Una vez concluida la enumeración de sus males el mago sonrió para sus adentros. Y como quien quiere quitarse de encima a alguien tedioso le dijo que para hacerle el milagro de convertirlo en tigre, en oso, o en cualquier otro imponente animal tendría que regresar al bosque de donde había venido y traerle las pieles de un cocodrilo, de una serpiente y de un mono. "Esto le llevará todo el resto de su vida, sin ocuparse de complejos tontos" -imaginó el mago-. Imaginó mal porque apenas acabó de hablar se puso en camino de regreso.
De nuevo entre los suyos el conejo les expuso las exigencias del mago. Fue entonces cuando, para sorpresa suya, el cocodrilo, el mono y la serpiente le dijeron al conejito que, por la amistad y el aprecio que le tenían, le prestaban sus respectivas pieles para que se las llevara al mago.

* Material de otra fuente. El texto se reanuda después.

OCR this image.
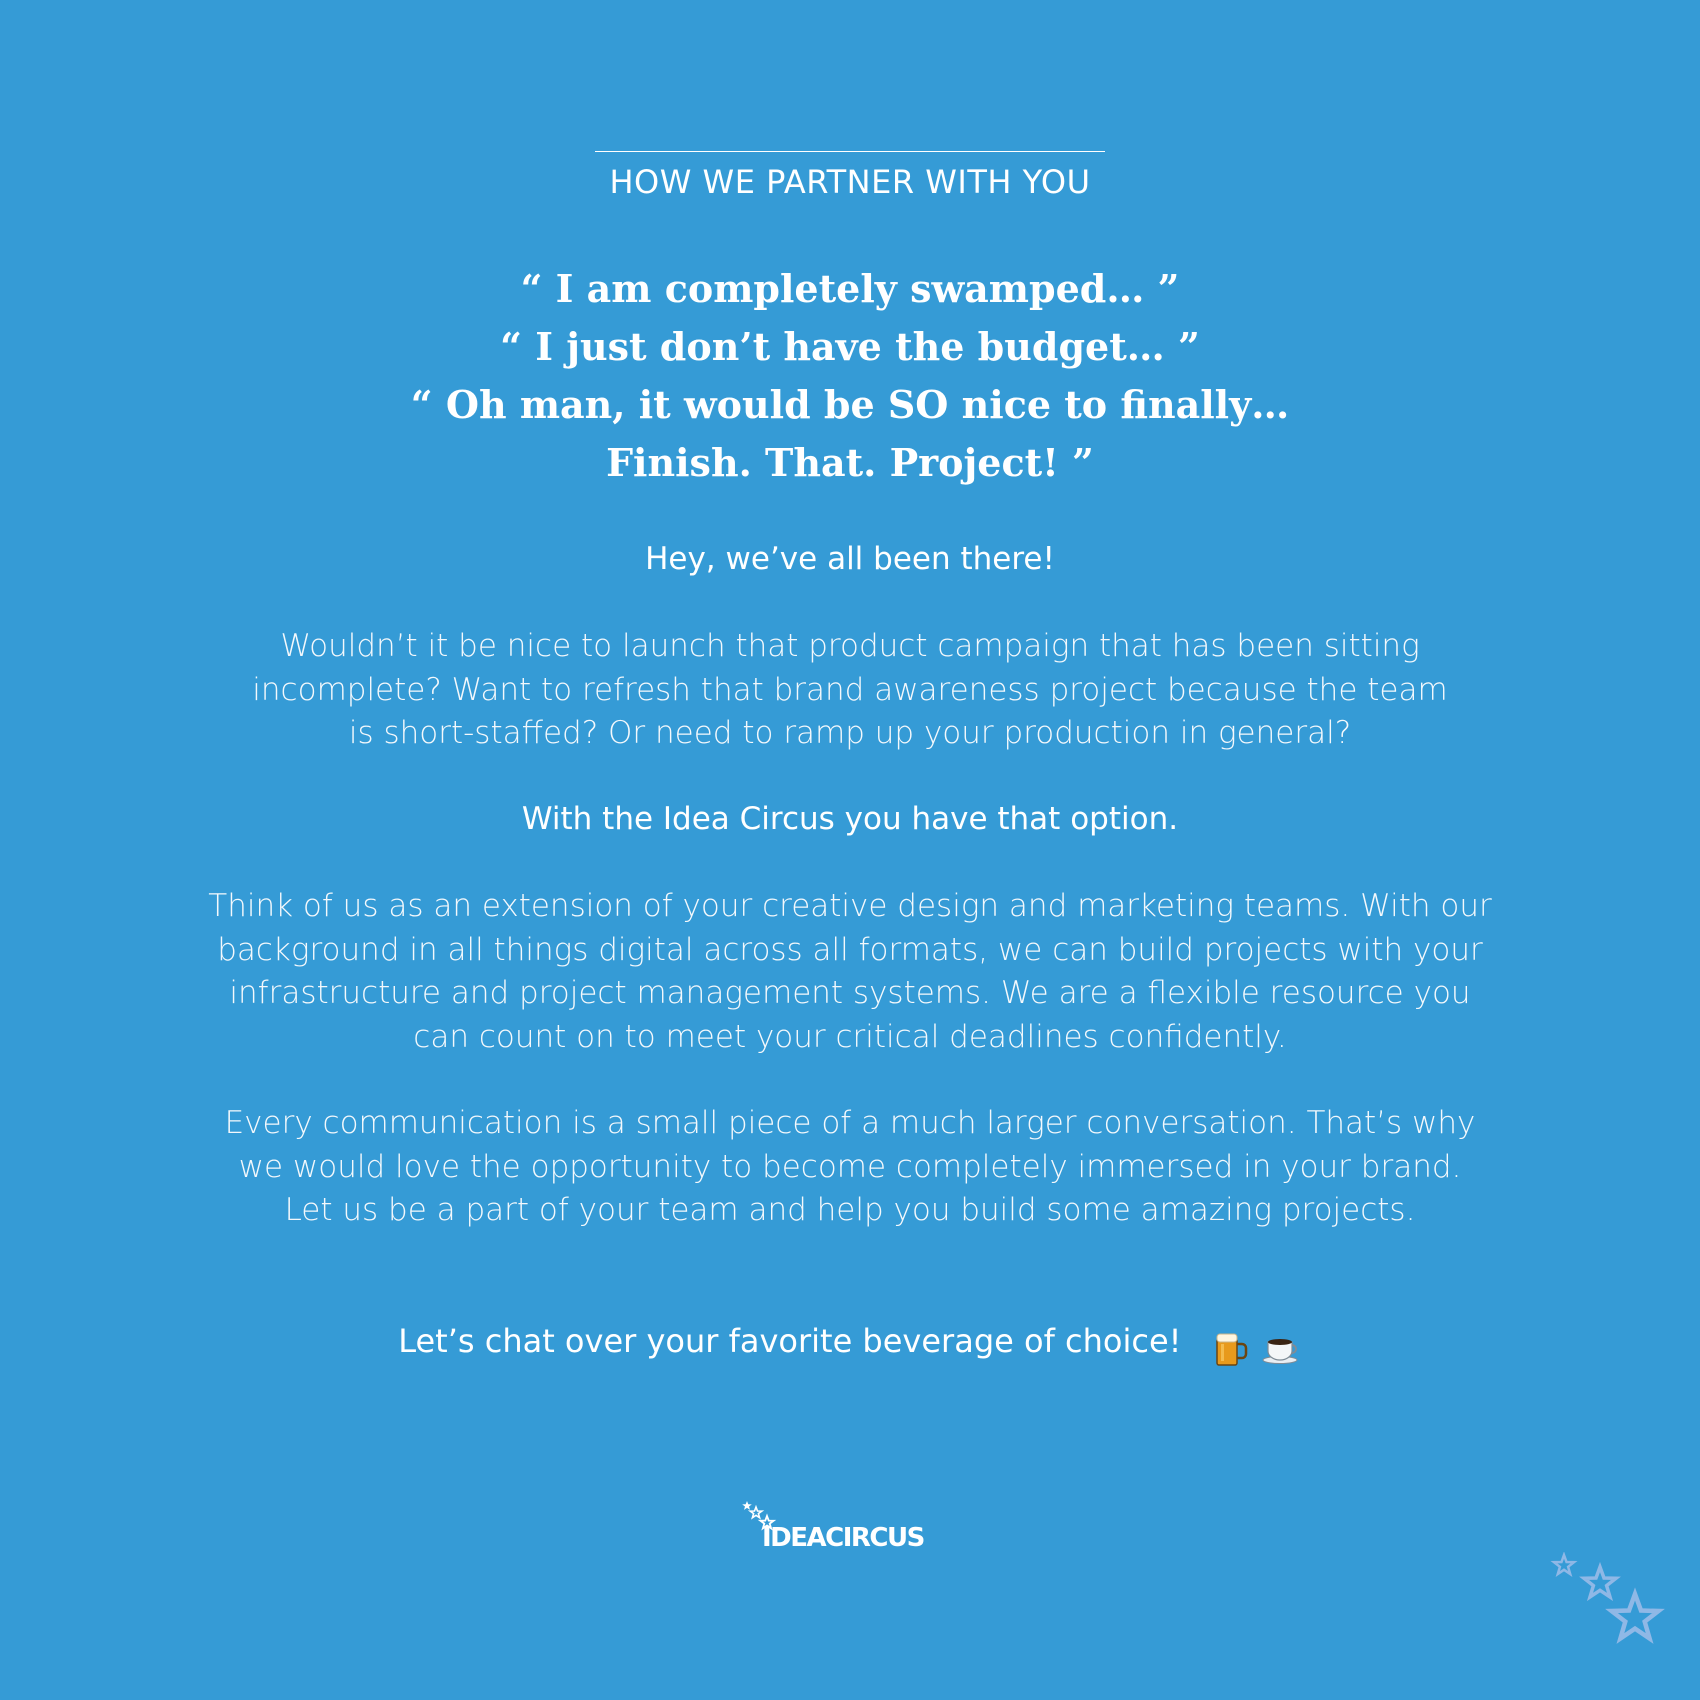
HOW WE PARTNER WITH YOU
“ I am completely swamped… ”
“ I just don’t have the budget… ”
“ Oh man, it would be SO nice to finally…
Finish. That. Project! ”
Hey, we’ve all been there!
Wouldn’t it be nice to launch that product campaign that has been sitting
incomplete? Want to refresh that brand awareness project because the team
is short-staffed? Or need to ramp up your production in general?
With the Idea Circus you have that option.
Think of us as an extension of your creative design and marketing teams. With our
background in all things digital across all formats, we can build projects with your
infrastructure and project management systems. We are a flexible resource you
can count on to meet your critical deadlines confidently.
Every communication is a small piece of a much larger conversation. That’s why
we would love the opportunity to become completely immersed in your brand.
Let us be a part of your team and help you build some amazing projects.
Let’s chat over your favorite beverage of choice!
IDEACIRCUS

Cruzó nuevamente las montañas y se presentó ante el mago que no podia creer lo que veía. Pero como debía cumplir su parte, le contó el cuento del ratón que él había cambiado en gato, en perro, en tigre y nuevamente en ratón, en vano, porque las transformaciones verdaderas suceden al interior de los corazones. Finalmente se le acercó, le impuso las manos, le dió un brebaje para que le crecieran las orejas, pero no lo hizo tigre, ni oso ni león. "¡Tú eres bueno -le dijo- pequeño pero adorable. Tienes amigos que te aprecian y sacrifican por ti. Pronto tendrás orejas largas como alarmas contra tus enemigos. Pero realmente tienes lo necesario para ser feliz como eres y con lo que tienes!" Al conejito se le aguaron los ojos felices y agradeciendo al mago volvió brincando donde los suyos ya sin penas y sin complejos.